The Russian embassy in Washington described the damage as Ukrainian artillery damaged two high-voltage power lines and a water pipe, but left critical infrastructure untouched.
Reuters could not verify either side’s version of what happened.
Ukraine has said it is planning a major counteroffensive in the Russian-occupied south, apparently centered on the western Zaporizhia city of Kherson, and has already retaken dozens of villages.
Armed clashes near a Soviet-era nuclear power plant have alarmed the world.
Guterres said the International Atomic Energy Agency (IAEA) wanted access to the plant. “We fully support the IAEA in all its efforts to create the conditions to stabilize the plant,” he said.
IAEA Director General Rafael Mariano Grossi warned on Saturday that the latest attack “underscores the real danger of a nuclear catastrophe”.
Grain exports pick up steam
Elsewhere, a deal to curb Ukraine’s food exports and ease global shortages came as two grain ships left Ukrainian Black Sea ports on Monday, bringing the total to 12 since the first one left a week ago. read more
Turkey’s defense ministry said four ships that left Ukraine on Sunday would anchor near Istanbul on Monday evening and be inspected on Tuesday, while the first ship to set sail since Russia’s February 24 invasion was stopped.
Two recent outbound ships carried nearly 59,000 tons of corn and soybeans and headed for Italy and southeast Turkey following the raids. The four departed on Sunday carrying nearly 170,000 tons of corn and other food.
A grain export deal brokered by Turkey and the United Nations on July 22 represents a rare diplomatic victory as fighting rages in Ukraine and helps ease war-torn world food prices.
Before Moscow’s invasion, Russia and Ukraine together accounted for nearly a third of global wheat exports. The resulting disruption has raised fears of famine in some parts of the world.
Ukraine hopes to export 20 million tonnes of grain from silos and 40 million from the new harvest, the country’s economic adviser Oleh Ustenko said in July.
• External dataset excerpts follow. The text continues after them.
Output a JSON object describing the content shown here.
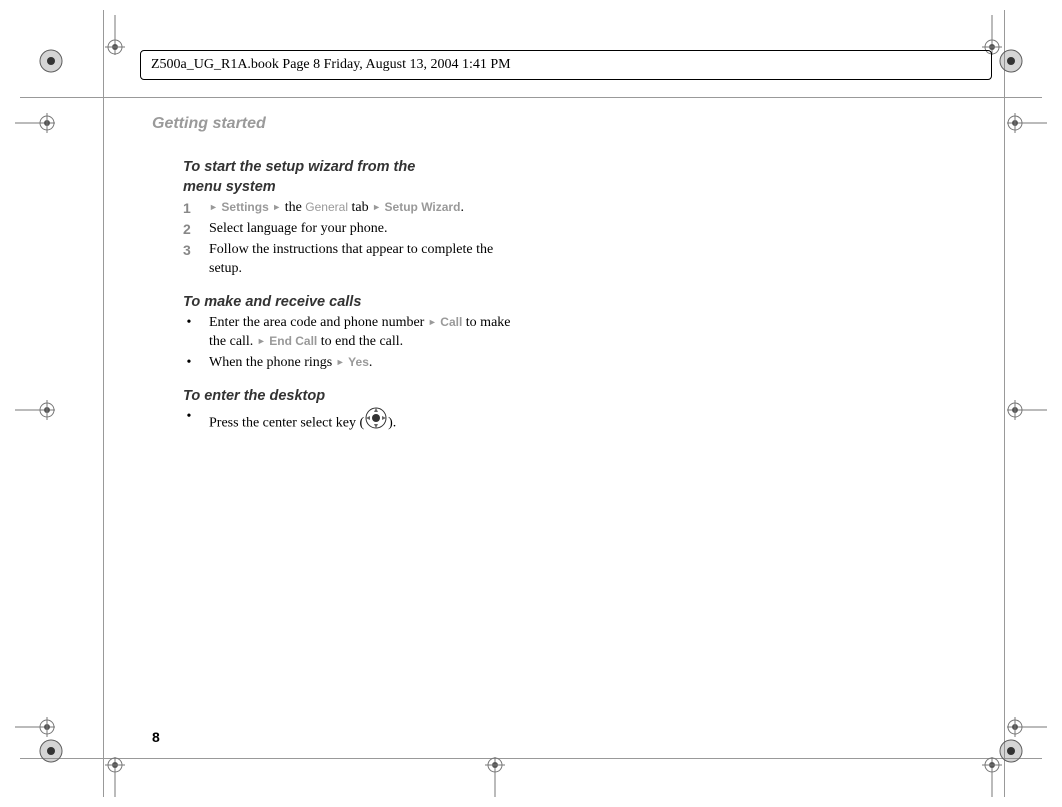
{
  "header": {
    "book_info": "Z500a_UG_R1A.book  Page 8  Friday, August 13, 2004  1:41 PM"
  },
  "section_title": "Getting started",
  "page_number": "8",
  "section1": {
    "heading_l1": "To start the setup wizard from the",
    "heading_l2": "menu system",
    "step1_settings": "Settings",
    "step1_the": "the",
    "step1_general": "General",
    "step1_tab": "tab",
    "step1_wizard": "Setup Wizard",
    "step2": "Select language for your phone.",
    "step3": "Follow the instructions that appear to complete the setup.",
    "num1": "1",
    "num2": "2",
    "num3": "3"
  },
  "section2": {
    "heading": "To make and receive calls",
    "b1_a": "Enter the area code and phone number",
    "b1_call": "Call",
    "b1_b": "to make the call.",
    "b1_endcall": "End Call",
    "b1_c": "to end the call.",
    "b2_a": "When the phone rings",
    "b2_yes": "Yes"
  },
  "section3": {
    "heading": "To enter the desktop",
    "b1_a": "Press the center select key (",
    "b1_b": ")."
  }
}
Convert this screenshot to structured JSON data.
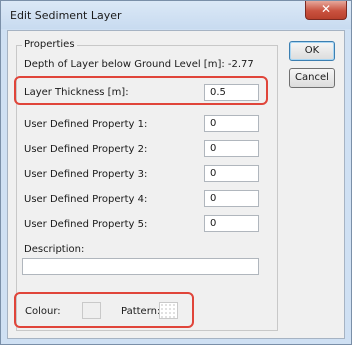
{
  "window": {
    "title": "Edit Sediment Layer",
    "close_glyph": "✕"
  },
  "buttons": {
    "ok_label": "OK",
    "cancel_label": "Cancel"
  },
  "properties": {
    "group_title": "Properties",
    "depth_label": "Depth of Layer below Ground Level [m]: -2.77",
    "rows": [
      {
        "label": "Layer Thickness [m]:",
        "value": "0.5"
      },
      {
        "label": "User Defined Property 1:",
        "value": "0"
      },
      {
        "label": "User Defined Property 2:",
        "value": "0"
      },
      {
        "label": "User Defined Property 3:",
        "value": "0"
      },
      {
        "label": "User Defined Property 4:",
        "value": "0"
      },
      {
        "label": "User Defined Property 5:",
        "value": "0"
      }
    ],
    "description_label": "Description:",
    "description_value": "",
    "colour_label": "Colour:",
    "pattern_label": "Pattern:"
  },
  "colors": {
    "colour_swatch": "#efefef",
    "highlight": "#e0453a"
  }
}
A grinding battle for Donbass
Russia says it is carrying out a “special military operation” in Ukraine to root out nationalists and protect Russian-speaking communities. Ukraine and the West describe Russia’s actions as an unprovoked imperialist-style war to reassert control over its pro-Western neighbor, lost when the Soviet Union broke up in 1991.
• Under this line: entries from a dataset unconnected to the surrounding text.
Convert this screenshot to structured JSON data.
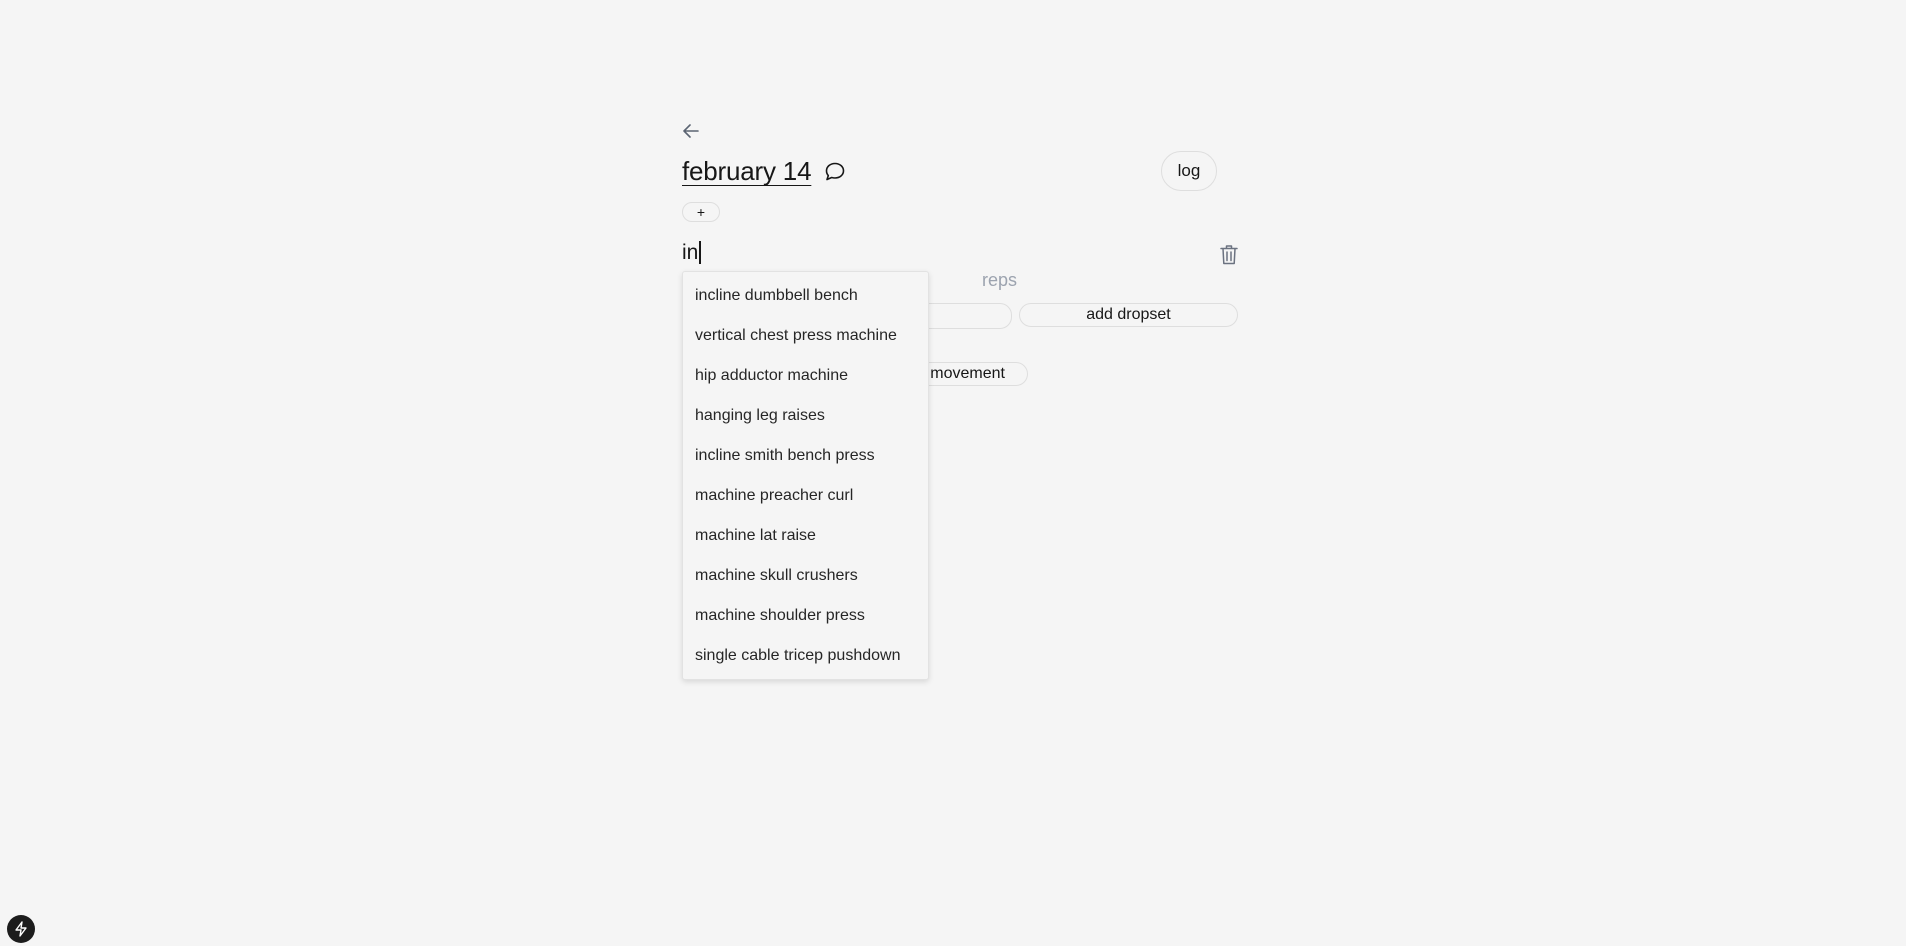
{
  "header": {
    "date_title": "february 14",
    "log_label": "log",
    "add_label": "+"
  },
  "exercise": {
    "input_value": "in",
    "reps_label": "reps",
    "add_dropset_label": "add dropset",
    "add_movement_label": "movement"
  },
  "suggestions": [
    "incline dumbbell bench",
    "vertical chest press machine",
    "hip adductor machine",
    "hanging leg raises",
    "incline smith bench press",
    "machine preacher curl",
    "machine lat raise",
    "machine skull crushers",
    "machine shoulder press",
    "single cable tricep pushdown"
  ],
  "icons": {
    "back": "arrow-left-icon",
    "comment": "message-circle-icon",
    "trash": "trash-icon",
    "bolt": "lightning-bolt-icon"
  }
}
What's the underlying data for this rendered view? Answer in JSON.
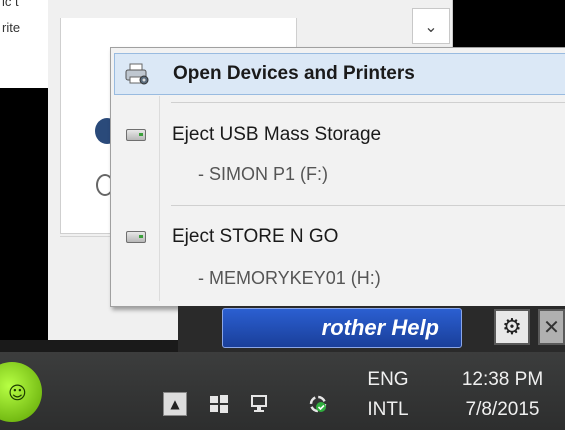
{
  "background": {
    "left_fragment_lines": [
      "ic t",
      "rite"
    ]
  },
  "context_menu": {
    "items": [
      {
        "label": "Open Devices and Printers",
        "icon": "printer-icon"
      },
      {
        "label": "Eject USB Mass Storage",
        "icon": "usb-drive-icon",
        "sub": "- SIMON P1 (F:)"
      },
      {
        "label": "Eject STORE N GO",
        "icon": "usb-drive-icon",
        "sub": "- MEMORYKEY01 (H:)"
      }
    ]
  },
  "help_bar": {
    "label": "rother Help",
    "gear_icon": "gear-icon",
    "close_icon": "close-icon"
  },
  "taskbar": {
    "language": {
      "line1": "ENG",
      "line2": "INTL"
    },
    "clock": {
      "time": "12:38 PM",
      "date": "7/8/2015"
    },
    "tray_icons": [
      "show-hidden-icons-chevron",
      "windows-flag-icon",
      "network-icon",
      "sync-status-icon"
    ]
  },
  "colors": {
    "menu_highlight": "#dbe8f6",
    "help_button": "#2b5fd1",
    "taskbar": "#333434"
  }
}
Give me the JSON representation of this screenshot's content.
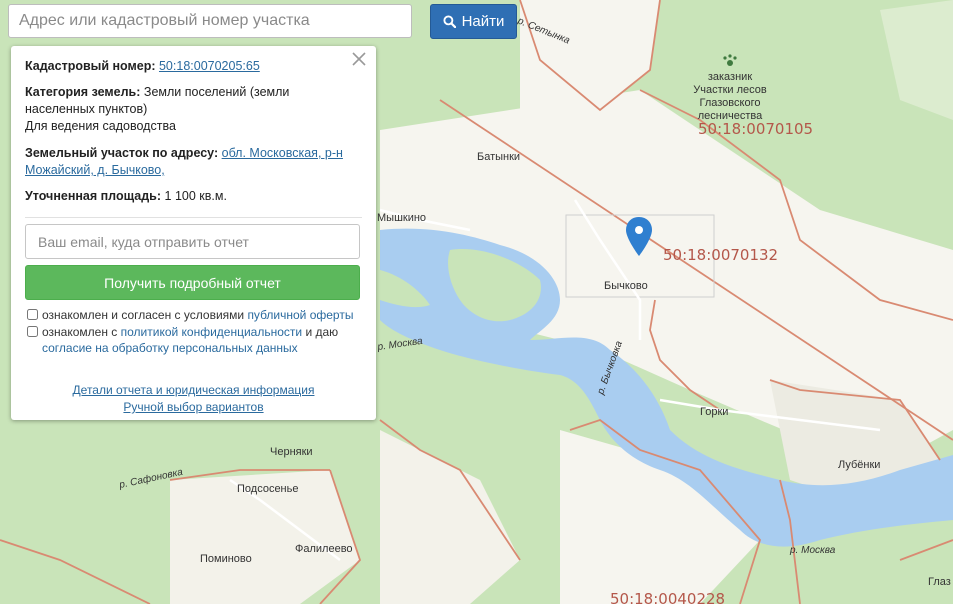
{
  "search": {
    "placeholder": "Адрес или кадастровый номер участка",
    "button_label": "Найти",
    "button_icon": "search-icon"
  },
  "panel": {
    "cadastral_label": "Кадастровый номер:",
    "cadastral_value": "50:18:0070205:65",
    "category_label": "Категория земель:",
    "category_value": "Земли поселений (земли населенных пунктов)",
    "usage": "Для ведения садоводства",
    "address_label": "Земельный участок по адресу:",
    "address_value": "обл. Московская, р-н Можайский, д. Бычково,",
    "area_label": "Уточненная площадь:",
    "area_value": "1 100 кв.м.",
    "email_placeholder": "Ваш email, куда отправить отчет",
    "report_button": "Получить подробный отчет",
    "consent1_text": "ознакомлен и согласен с условиями ",
    "consent1_link": "публичной оферты",
    "consent2_text": "ознакомлен с ",
    "consent2_link": "политикой конфиденциальности",
    "consent2_after": " и даю",
    "consent2_link2": "согласие на обработку персональных данных",
    "details_link": "Детали отчета и юридическая информация",
    "manual_link": "Ручной выбор вариантов",
    "close_icon": "close-icon"
  },
  "map": {
    "reserve_lines": [
      "заказник",
      "Участки лесов",
      "Глазовского",
      "лесничества"
    ],
    "cadastral_labels": [
      "50:18:0070105",
      "50:18:0070132",
      "50:18:0040228"
    ],
    "places": [
      "Батынки",
      "Мышкино",
      "Бычково",
      "Горки",
      "Лубёнки",
      "Черняки",
      "Подсосенье",
      "Поминово",
      "Фалилеево",
      "Глаз"
    ],
    "rivers": [
      "р. Москва",
      "р. Бычковка",
      "р. Сафоновка",
      "р. Москва",
      "р. Сетынка"
    ],
    "marker_icon": "map-pin-icon",
    "reserve_icon": "paw-icon",
    "colors": {
      "forest": "#c6e3b6",
      "field": "#f5f4ee",
      "water": "#a9cdf0",
      "boundary": "#d98a72",
      "marker": "#2f7fd0"
    }
  }
}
The conflict has displaced millions, killed thousands of civilians and left cities, towns and villages in ruins.
It has become a concentrated battleground in the east and south of Ukraine.
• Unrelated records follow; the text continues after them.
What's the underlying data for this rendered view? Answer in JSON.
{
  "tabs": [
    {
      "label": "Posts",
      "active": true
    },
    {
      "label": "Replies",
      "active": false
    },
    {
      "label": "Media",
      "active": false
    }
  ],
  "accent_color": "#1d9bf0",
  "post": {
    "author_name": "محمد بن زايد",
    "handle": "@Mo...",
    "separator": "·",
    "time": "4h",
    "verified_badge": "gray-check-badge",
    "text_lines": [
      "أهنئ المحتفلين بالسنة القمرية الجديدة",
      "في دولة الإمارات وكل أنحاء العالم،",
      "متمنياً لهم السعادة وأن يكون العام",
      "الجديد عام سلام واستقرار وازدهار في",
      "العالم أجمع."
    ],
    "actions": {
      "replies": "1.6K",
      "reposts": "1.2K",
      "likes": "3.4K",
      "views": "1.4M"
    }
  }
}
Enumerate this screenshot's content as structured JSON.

After the Kremlin annexed Crimea to the south in 2014, Russian President Vladimir Putin’s forces have been trying to fully seize Ukraine’s eastern Donbas region from pro-Moscow separatists.
“Ukrainian soldiers are firmly holding the defense, inflicting casualties on the enemy and are ready for any changes in the operational situation,” Ukraine’s general staff said in an operational update on Monday.
Russian forces stepped up attacks in the Donbass north and northwest of the Russian-held city of Donetsk on Sunday, Ukraine’s military said. It said the Russians attacked Ukrainian positions near the heavily guarded settlements of Pisky and Avtivka, and shelled other locations in Donetsk province.
Russia is trying to consolidate its position in southern Ukraine, where it is building up forces in an attempt to prevent any counteroffensive near Kherson, Kiev said.
Interfax quoted a Russian-appointed official in Kherson as saying that Ukraine shelled the Antonievsky Bridge there on Monday, damaging construction equipment and delaying its reopening.
The bridge is one of two crossings to the area occupied by Russian forces on the west bank of the great Dnipro River in the south.
It has been a key Ukrainian target in recent weeks, with Kyiv attempting to destroy it in possible preparation for a counterattack using US-supplied high-precision rockets.
In the northeast, a Russian rocket attack on Kharkiv, Ukraine’s second-largest city, killed one person and wounded another, regional governor Oleh Sinehupov wrote in a telegram.